Quand par exemple tu vas dans une agence d’immobilier voir ce qu’ils ont comme appart, parce que c’est pas tout ça mais Yumika se barre en Avril pour habiter au fin fond du trou noir de la banlieue d’Alpha du Centaure, et que tu penses que t’es encore un peu jeune pour aller t’enterrer a 1 heure en RER de toute civilisation, donc tu t’actives pour trouver un appart dans un quartier encore a peu près branchouille, en te disant qu’il faudra supporter les cons de yuppies comme voisins si tu veux avoir un PMU où aller boire ton ballon de rouge le dimanche soir. Bon donc moi et ma bonne copine Kim-san, Coréenne de son état, nous rendons dans une agence avec le projet audacieux d’y dégotter le nouvel appart de notre colocation à venir. Ben oui ch’ten fous, à peine avions-nous jeté notre dévolu sur une turne trois pièces à l’aspect prometteur et avions-nous demandé la permission de la visiter, que le loufiat revenait d’une conversation téléphonique avec le propriétaire pour dire, d’un air pas spécialement contrit parce que bon, c’est pas sa faute non plus, hein, il décide pas : “désolé, cet appartement n’est pas accessible aux étrangers.” Evidemment, d’indignation je manque de faire sauter le noeud papillon de mon string et je fais remarquer à voix très haute à Kim-san, qui reste remarquablement calme, qu’en France on pourrait faire un procès pour ce genre de diffamation ouverte. Le visage du loufiat exprime alors d’une manière presque audible la suggestion : “t’as qu’à y retourner, en France.” Kim-san ajoute alors avec flegme qu’encore j’ai de la chance, j’aurais pu être Chinoise ou pire, noire (le fond du fond de la lie de la race humaine étant probablement incarne par les Chinois noirs). Parce que apparemment dans ces cas-là, si tu veux te trouver un logement un peu plus élaboré que quatre pièces de carton devant l’entrée de la gare d’Ikebukuro, il faut salement banquer. Bien décidées à ne pas lâcher un seul de nos picaillons durement gagnés à des goujats racimstes, nous résolûmes[1] de rester dans l’appartement qu’elle occupe, pour nous entendre dire par le propriétaire qu’il allait falloir compter dessus et boire de l’eau claire ma grosse, eut état à que je suis Française et que Kim est Coréenne.

Y a eu aussi la collègue de travail l’autre jour qui m’a aimablement enjointe à “rentrer dans mon pays”, mais là c’était sûrement affectueux. Y a aussi tous les Japonais d’un certain âge qui, quand ils rentrent dans le rade où j’ai mes habitudes, commencent par tomber en arrêt en s’écriant “ah! Une étrangère!” et par ensuite tenter de me parler en anglais. Si je suis de disposition urbaine et que je réponds en japonais, ils tombent à nouveau en arrêt devant ce prodige de la nature : une étrangère qui parle japonais dis-donc, avec nos neurones différemment connectes et notre matière grise foncièrement inférieure en qualité, il aurait pas cru qu’on puisse. En général le même genre de personnage passé trois verres commence à vouloir essayer de me palper les seins, affectueusement bien sûr, faut pas y voir malice.
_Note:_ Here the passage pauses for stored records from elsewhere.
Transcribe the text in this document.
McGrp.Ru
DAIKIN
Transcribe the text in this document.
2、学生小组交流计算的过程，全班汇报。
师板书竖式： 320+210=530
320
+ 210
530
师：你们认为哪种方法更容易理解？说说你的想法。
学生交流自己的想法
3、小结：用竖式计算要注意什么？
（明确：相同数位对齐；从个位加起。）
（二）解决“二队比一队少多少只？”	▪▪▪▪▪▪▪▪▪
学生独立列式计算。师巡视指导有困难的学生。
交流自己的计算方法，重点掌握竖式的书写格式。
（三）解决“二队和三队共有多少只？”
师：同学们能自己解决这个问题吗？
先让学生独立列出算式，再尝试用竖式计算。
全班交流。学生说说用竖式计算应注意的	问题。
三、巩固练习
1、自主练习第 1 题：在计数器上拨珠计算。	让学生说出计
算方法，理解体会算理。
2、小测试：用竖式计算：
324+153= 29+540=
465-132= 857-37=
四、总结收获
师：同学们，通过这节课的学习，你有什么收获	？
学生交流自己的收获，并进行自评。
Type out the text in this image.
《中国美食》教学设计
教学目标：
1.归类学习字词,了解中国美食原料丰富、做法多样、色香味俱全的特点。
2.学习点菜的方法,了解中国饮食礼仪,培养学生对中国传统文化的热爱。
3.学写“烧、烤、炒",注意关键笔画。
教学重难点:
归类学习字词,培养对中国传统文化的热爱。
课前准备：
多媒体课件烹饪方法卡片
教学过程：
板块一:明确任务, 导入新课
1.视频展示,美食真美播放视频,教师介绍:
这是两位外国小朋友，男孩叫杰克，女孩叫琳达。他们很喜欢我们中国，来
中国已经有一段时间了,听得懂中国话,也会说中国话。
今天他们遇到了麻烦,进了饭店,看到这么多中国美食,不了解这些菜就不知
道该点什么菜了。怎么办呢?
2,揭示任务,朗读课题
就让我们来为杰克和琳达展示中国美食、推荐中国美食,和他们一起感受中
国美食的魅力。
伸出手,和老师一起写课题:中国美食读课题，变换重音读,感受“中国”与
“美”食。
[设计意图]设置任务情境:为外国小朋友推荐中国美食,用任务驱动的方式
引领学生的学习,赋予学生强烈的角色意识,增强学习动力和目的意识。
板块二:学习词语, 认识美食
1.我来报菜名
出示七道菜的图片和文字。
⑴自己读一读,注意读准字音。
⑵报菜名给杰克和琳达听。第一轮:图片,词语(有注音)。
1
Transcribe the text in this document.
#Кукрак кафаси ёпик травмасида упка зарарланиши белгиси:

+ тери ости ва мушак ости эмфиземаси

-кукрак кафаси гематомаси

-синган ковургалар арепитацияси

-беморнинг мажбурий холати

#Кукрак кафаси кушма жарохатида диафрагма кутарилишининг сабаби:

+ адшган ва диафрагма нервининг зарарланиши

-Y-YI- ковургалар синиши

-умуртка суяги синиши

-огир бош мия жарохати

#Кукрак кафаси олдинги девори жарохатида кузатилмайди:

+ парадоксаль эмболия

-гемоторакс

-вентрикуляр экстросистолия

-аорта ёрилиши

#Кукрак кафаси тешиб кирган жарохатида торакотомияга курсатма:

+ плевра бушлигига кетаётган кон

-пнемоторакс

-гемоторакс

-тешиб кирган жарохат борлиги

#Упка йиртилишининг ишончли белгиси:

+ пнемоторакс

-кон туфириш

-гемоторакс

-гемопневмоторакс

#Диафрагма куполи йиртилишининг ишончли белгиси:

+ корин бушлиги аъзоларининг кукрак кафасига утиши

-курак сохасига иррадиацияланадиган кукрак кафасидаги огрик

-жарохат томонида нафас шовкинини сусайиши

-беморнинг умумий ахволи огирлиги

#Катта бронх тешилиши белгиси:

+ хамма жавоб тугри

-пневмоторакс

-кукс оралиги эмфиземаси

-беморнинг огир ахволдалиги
Tu le vois, ami lecteur, contrairement à ce qu’Amélie Nothomb a bien pu raconter, le people japonais est dans son ensemble accueillant, ouvert d’esprit, et attentif à ne pas heurter les sensibilités étrangères. Qu’on vienne pas me dire que les étrangers n’y sont pas bien accueillis surtout. Surtout les Chinois, les noirs et les filles avec des gros seins.

 

Bon là ça commence à sentir la conclusion, là tu attends la vanne de fin ou peut-être un jeu de mots pourri pour pouvoir aller pisser…

 

SAUF QUE.

 

Tout ça nous amène au DEUXIEME sujet (tu auras tous remarqué que je reprends mes bonnes habitudes de la note à tiroir).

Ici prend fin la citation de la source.